Table 1. A family of genes leading to supermaize.
 
Trait name Gene Problem solved
unbranched tassel ub Reduces shading of leaves by tassels
tassel ramosa ra-D Restores good pollen production to male rows in crossing field hybrid seed production
eye stabber es Upright short leaves for tolerance to crowding
umbrella umb Radial whorl of leaves, the solar panel, above ear
broad leaf Bl Wider leaves intercept more solar energy
long ear Le Larger energy storage facility

The changes in the architecture of the maize plant suggested by use of the genes listed above are going to work as an extension of the evolutionary trends already present in Cornbelt maize for adaptation to increasingly higher density plant populations. They build upon the present background foundations by enhancing the elite changes already established. They do the same thing - only better. Their use is based on common knowledge of how the plant works and how it is leading toward a supermaize for the future (Fig. 1).

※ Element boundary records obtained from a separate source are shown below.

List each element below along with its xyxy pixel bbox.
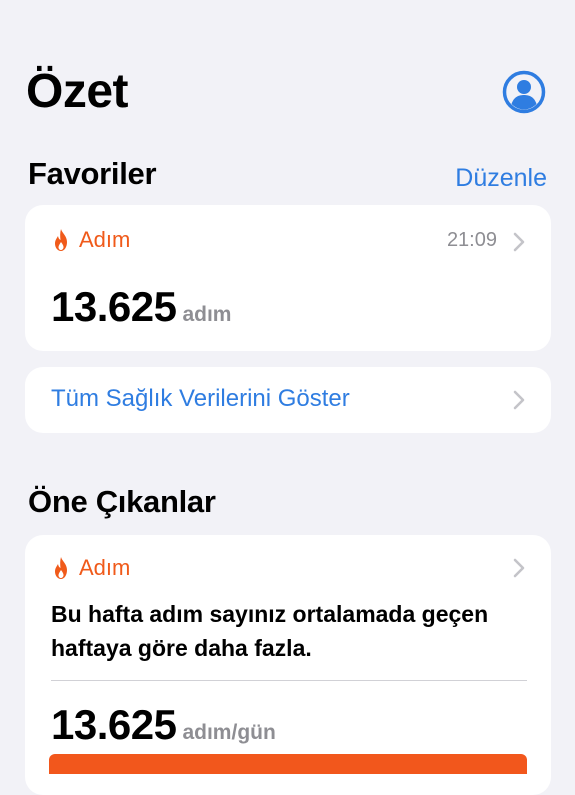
highlight-metric-label: Adım — [79, 555, 131, 580]
highlights-section-title: Öne Çıkanlar — [28, 484, 216, 519]
highlight-value-group: 13.625 adım/gün — [51, 701, 276, 749]
highlight-metric-label-group: Adım — [51, 555, 130, 581]
highlight-description: Bu hafta adım sayınız ortalamada geçen h… — [51, 601, 489, 661]
last-updated-time: 21:09 — [446, 229, 497, 251]
person-circle-icon[interactable] — [502, 70, 546, 114]
flame-icon — [55, 557, 67, 579]
steps-highlight-card[interactable]: Adım Bu hafta adım sayınız ortalamada ge… — [25, 535, 551, 795]
chevron-right-icon — [513, 558, 525, 578]
highlight-steps-unit: adım/gün — [182, 721, 276, 744]
highlight-steps-value: 13.625 — [51, 701, 177, 748]
steps-value-group: 13.625 adım — [51, 283, 231, 331]
steps-unit: adım — [182, 303, 232, 326]
page-title: Özet — [26, 65, 129, 118]
weekly-average-chart-bar — [49, 754, 527, 774]
edit-button[interactable]: Düzenle — [455, 158, 547, 198]
steps-value: 13.625 — [51, 283, 177, 330]
favorites-section-title: Favoriler — [28, 156, 157, 191]
steps-metric-label: Adım — [79, 227, 131, 252]
chevron-right-icon — [513, 232, 525, 252]
show-all-health-data-row[interactable]: Tüm Sağlık Verilerini Göster — [25, 367, 551, 433]
divider — [51, 680, 527, 681]
flame-icon — [55, 229, 67, 251]
steps-favorite-card[interactable]: Adım 21:09 13.625 adım — [25, 205, 551, 351]
show-all-health-data-label: Tüm Sağlık Verilerini Göster — [51, 385, 350, 412]
chevron-right-icon — [513, 390, 525, 410]
steps-metric-label-group: Adım — [51, 227, 130, 253]
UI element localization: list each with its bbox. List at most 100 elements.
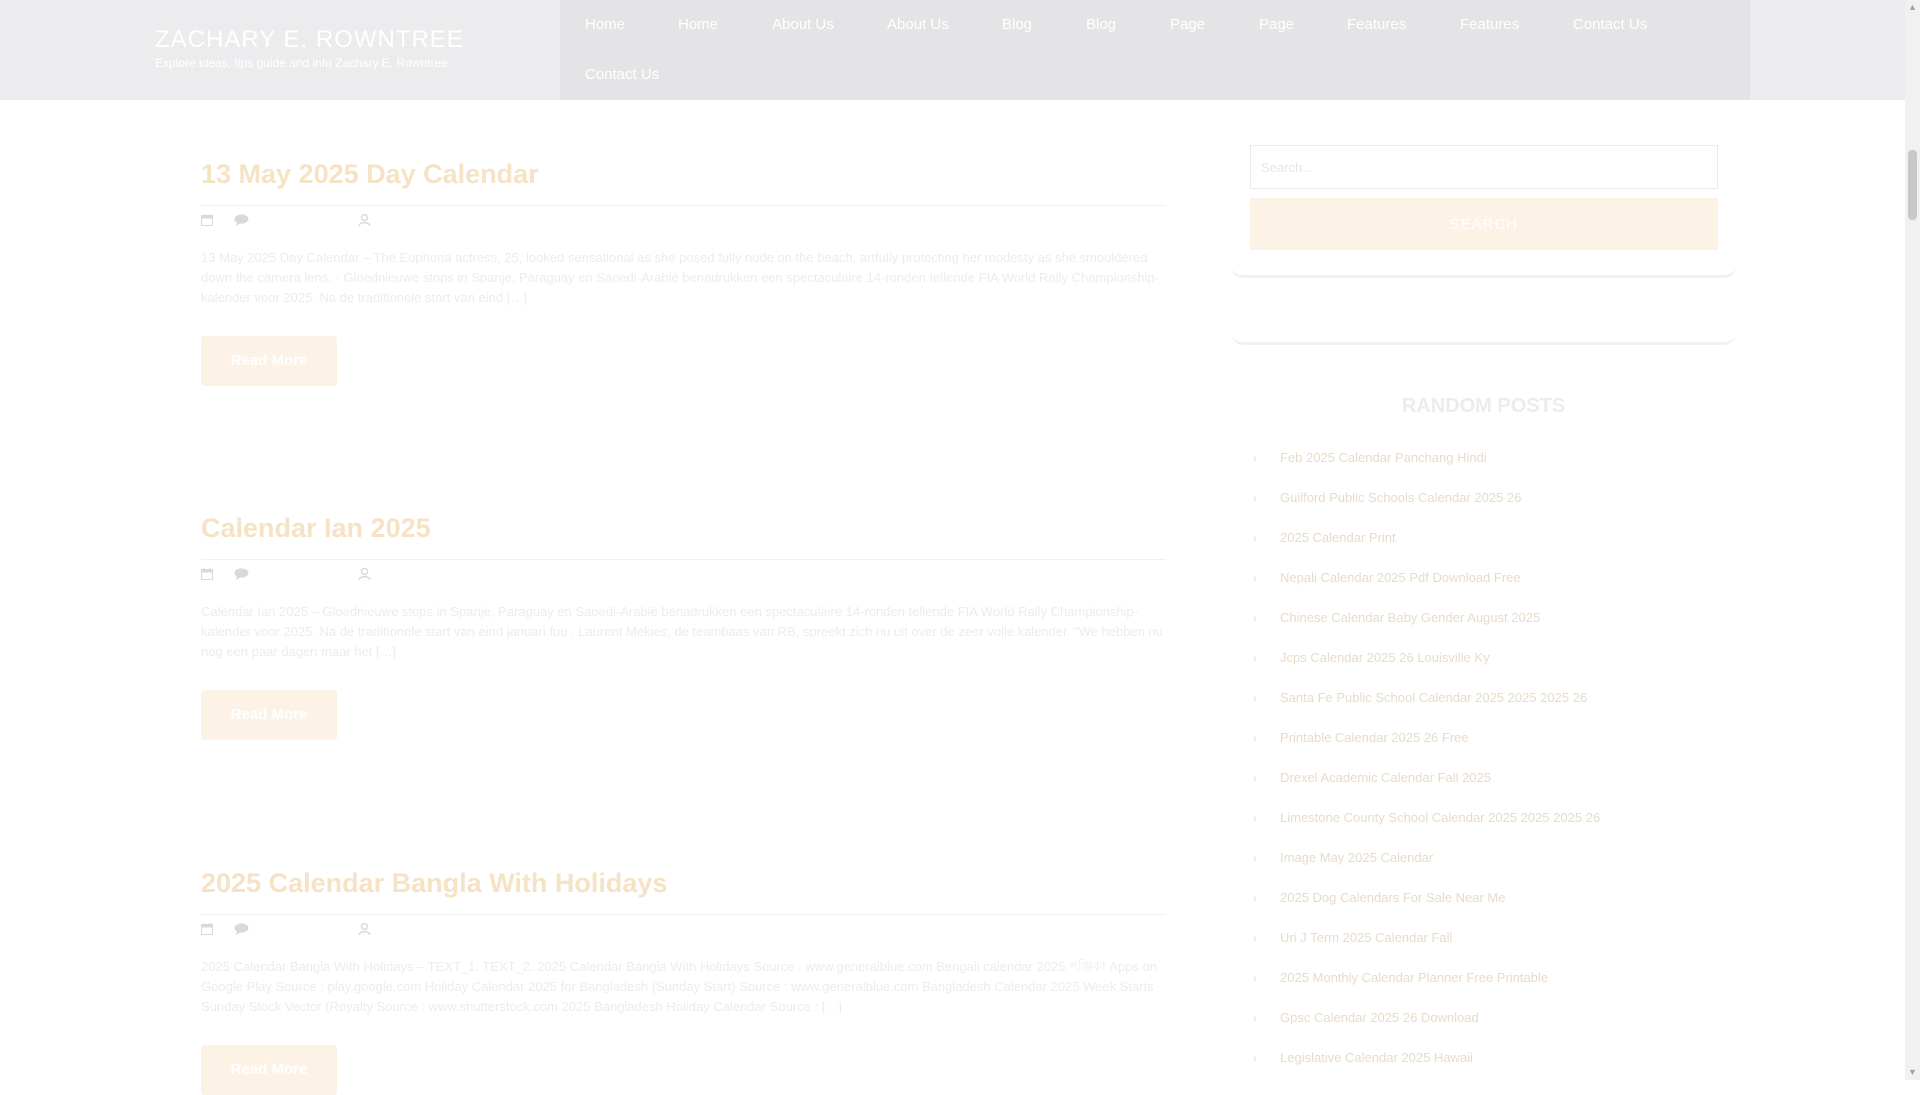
post-excerpt: 2025 Calendar Bangla With Holidays – TEX…	[201, 959, 1157, 1014]
read-more-button[interactable]: Read More	[201, 690, 337, 740]
random-post-link[interactable]: 2025 Monthly Calendar Planner Free Print…	[1280, 970, 1548, 985]
comments-link[interactable]: No Comments	[260, 214, 343, 229]
random-post-link[interactable]: Santa Fe Public School Calendar 2025 202…	[1280, 690, 1587, 705]
scrollbar-thumb[interactable]	[1908, 150, 1917, 220]
random-post-link[interactable]: Feb 2025 Calendar Panchang Hindi	[1280, 450, 1487, 465]
caret-right-icon: ›	[1253, 811, 1257, 825]
random-post-link[interactable]: Printable Calendar 2025 26 Free	[1280, 730, 1469, 745]
random-posts-title: RANDOM POSTS	[1401, 395, 1566, 417]
search-widget: SEARCH	[1231, 127, 1736, 278]
post-meta: No Comments	[201, 214, 1166, 234]
caret-right-icon: ›	[1253, 611, 1257, 625]
nav-item-home[interactable]: Home	[585, 16, 625, 33]
post-article: 2025 Calendar Bangla With Holidays No Co…	[201, 866, 1166, 1095]
random-post-link[interactable]: Limestone County School Calendar 2025 20…	[1280, 810, 1600, 825]
list-item[interactable]: › Limestone County School Calendar 2025 2…	[1250, 808, 1730, 848]
random-post-link[interactable]: 2025 Calendar Print	[1280, 530, 1396, 545]
post-meta: No Comments	[201, 923, 1166, 943]
nav-item-about-us[interactable]: About Us	[887, 16, 949, 33]
caret-right-icon: ›	[1253, 891, 1257, 905]
list-item[interactable]: › Gpsc Calendar 2025 26 Download	[1250, 1008, 1730, 1048]
search-button[interactable]: SEARCH	[1250, 198, 1718, 250]
nav-item-page[interactable]: Page	[1170, 16, 1205, 33]
caret-right-icon: ›	[1253, 1011, 1257, 1025]
list-item[interactable]: › Legislative Calendar 2025 Hawaii	[1250, 1048, 1730, 1088]
nav-item-about-us[interactable]: About Us	[772, 16, 834, 33]
nav-item-contact-us[interactable]: Contact Us	[1573, 16, 1647, 33]
sidebar-widget	[1231, 282, 1736, 345]
caret-right-icon: ›	[1253, 571, 1257, 585]
calendar-icon	[201, 214, 213, 226]
caret-right-icon: ›	[1253, 851, 1257, 865]
random-post-link[interactable]: Legislative Calendar 2025 Hawaii	[1280, 1050, 1473, 1065]
user-icon	[358, 923, 371, 935]
random-post-link[interactable]: 2025 Dog Calendars For Sale Near Me	[1280, 890, 1505, 905]
comments-link[interactable]: No Comments	[260, 923, 343, 938]
random-post-link[interactable]: Gpsc Calendar 2025 26 Download	[1280, 1010, 1479, 1025]
list-item[interactable]: › Guilford Public Schools Calendar 2025 2…	[1250, 488, 1730, 528]
random-post-link[interactable]: Uri J Term 2025 Calendar Fall	[1280, 930, 1452, 945]
caret-right-icon: ›	[1253, 771, 1257, 785]
list-item[interactable]: › 2025 Calendar Print	[1250, 528, 1730, 568]
post-excerpt: 13 May 2025 Day Calendar – The Euphoria …	[201, 250, 1159, 305]
caret-right-icon: ›	[1253, 691, 1257, 705]
nav-item-contact-us[interactable]: Contact Us	[585, 66, 659, 83]
list-item[interactable]: › Drexel Academic Calendar Fall 2025	[1250, 768, 1730, 808]
main-nav: Home Home About Us About Us Blog Blog Pa…	[560, 0, 1750, 100]
list-item[interactable]: › 2025 Monthly Calendar Planner Free Prin…	[1250, 968, 1730, 1008]
list-item[interactable]: › Printable Calendar 2025 26 Free	[1250, 728, 1730, 768]
nav-item-blog[interactable]: Blog	[1086, 16, 1116, 33]
post-divider	[201, 559, 1166, 560]
comment-icon	[234, 568, 249, 580]
calendar-icon	[201, 568, 213, 580]
user-icon	[358, 214, 371, 226]
post-title[interactable]: 2025 Calendar Bangla With Holidays	[201, 866, 1166, 900]
nav-item-features[interactable]: Features	[1347, 16, 1406, 33]
random-post-link[interactable]: Chinese Calendar Baby Gender August 2025	[1280, 610, 1540, 625]
nav-item-home[interactable]: Home	[678, 16, 718, 33]
read-more-button[interactable]: Read More	[201, 1045, 337, 1095]
comment-icon	[234, 214, 249, 226]
scroll-up-arrow-icon[interactable]: ▲	[1905, 0, 1920, 15]
list-item[interactable]: › 2025 Dog Calendars For Sale Near Me	[1250, 888, 1730, 928]
caret-right-icon: ›	[1253, 491, 1257, 505]
random-post-link[interactable]: Drexel Academic Calendar Fall 2025	[1280, 770, 1491, 785]
brand[interactable]: ZACHARY E. ROWNTREE Explore ideas, tips …	[155, 26, 464, 70]
scroll-down-arrow-icon[interactable]: ▼	[1905, 1065, 1920, 1080]
post-title[interactable]: Calendar Ian 2025	[201, 511, 1166, 545]
calendar-icon	[201, 923, 213, 935]
post-article: 13 May 2025 Day Calendar No Comments 13 …	[201, 157, 1166, 386]
list-item[interactable]: › Image May 2025 Calendar	[1250, 848, 1730, 888]
nav-item-page[interactable]: Page	[1259, 16, 1294, 33]
random-post-link[interactable]: Image May 2025 Calendar	[1280, 850, 1433, 865]
post-title[interactable]: 13 May 2025 Day Calendar	[201, 157, 1166, 191]
read-more-button[interactable]: Read More	[201, 336, 337, 386]
post-meta: No Comments	[201, 568, 1166, 588]
site-tagline: Explore ideas, tips guide and info Zacha…	[155, 56, 448, 70]
list-item[interactable]: › Feb 2025 Calendar Panchang Hindi	[1250, 448, 1730, 488]
search-input[interactable]	[1250, 145, 1718, 189]
post-article: Calendar Ian 2025 No Comments Calendar I…	[201, 511, 1166, 740]
comments-link[interactable]: No Comments	[260, 568, 343, 583]
random-post-link[interactable]: Jcps Calendar 2025 26 Louisville Ky	[1280, 650, 1490, 665]
nav-item-features[interactable]: Features	[1460, 16, 1519, 33]
random-post-link[interactable]: Guilford Public Schools Calendar 2025 26	[1280, 490, 1521, 505]
caret-right-icon: ›	[1253, 1051, 1257, 1065]
site-title[interactable]: ZACHARY E. ROWNTREE	[155, 26, 464, 54]
list-item[interactable]: › Nepali Calendar 2025 Pdf Download Free	[1250, 568, 1730, 608]
list-item[interactable]: › Chinese Calendar Baby Gender August 202…	[1250, 608, 1730, 648]
nav-item-blog[interactable]: Blog	[1002, 16, 1032, 33]
random-post-link[interactable]: Nepali Calendar 2025 Pdf Download Free	[1280, 570, 1521, 585]
comment-icon	[234, 923, 249, 935]
post-excerpt: Calendar Ian 2025 – Gloednieuwe stops in…	[201, 604, 1163, 659]
list-item[interactable]: › Jcps Calendar 2025 26 Louisville Ky	[1250, 648, 1730, 688]
caret-right-icon: ›	[1253, 651, 1257, 665]
page-scrollbar[interactable]: ▲ ▼	[1905, 0, 1920, 1080]
list-item[interactable]: › Uri J Term 2025 Calendar Fall	[1250, 928, 1730, 968]
user-icon	[358, 568, 371, 580]
caret-right-icon: ›	[1253, 531, 1257, 545]
caret-right-icon: ›	[1253, 971, 1257, 985]
caret-right-icon: ›	[1253, 731, 1257, 745]
caret-right-icon: ›	[1253, 931, 1257, 945]
list-item[interactable]: › Santa Fe Public School Calendar 2025 20…	[1250, 688, 1730, 728]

Figure 1. Three forward looking farmer-breeders from three different ages.

1-1, The first Americans had gardens of selected teosinte.

-2, Most secondary branches were condensed into fascicles of ears.

-3, Apical dominance of the uppermost ear with recombination of four ranking and paired female spikelets concentrated the energy into an eight-rowed ear of maize.

-4, Year 1620. The Northern Flints received by the Pilgrims from the American Indians.

-5,-6, Years 1950 to 1990. The modern farmer with hybrid maize, tractor and harvesting machines increases the density of plant populations.

-7, Supermaize of the future.

The making of supermaize, like the wisdom of evolution along a pathway toward adaptation to a certain environment, depends on the recombination of genes which cooperatively serve the adaptive purpose. Under natural selection, the encounter of such cooperating genes is due to random chance and so progress is usually slow. Under domestication, it is the human mind which finds and brings together by recombination those genes which cooperate to serve mankind's purposes of abundant food and/or beauty and progress is usually rapid. It is hoped that humans will have the necessary wisdom to direct maize evolution along a domestic pathway that will serve human survival, civilization, peace and democracy.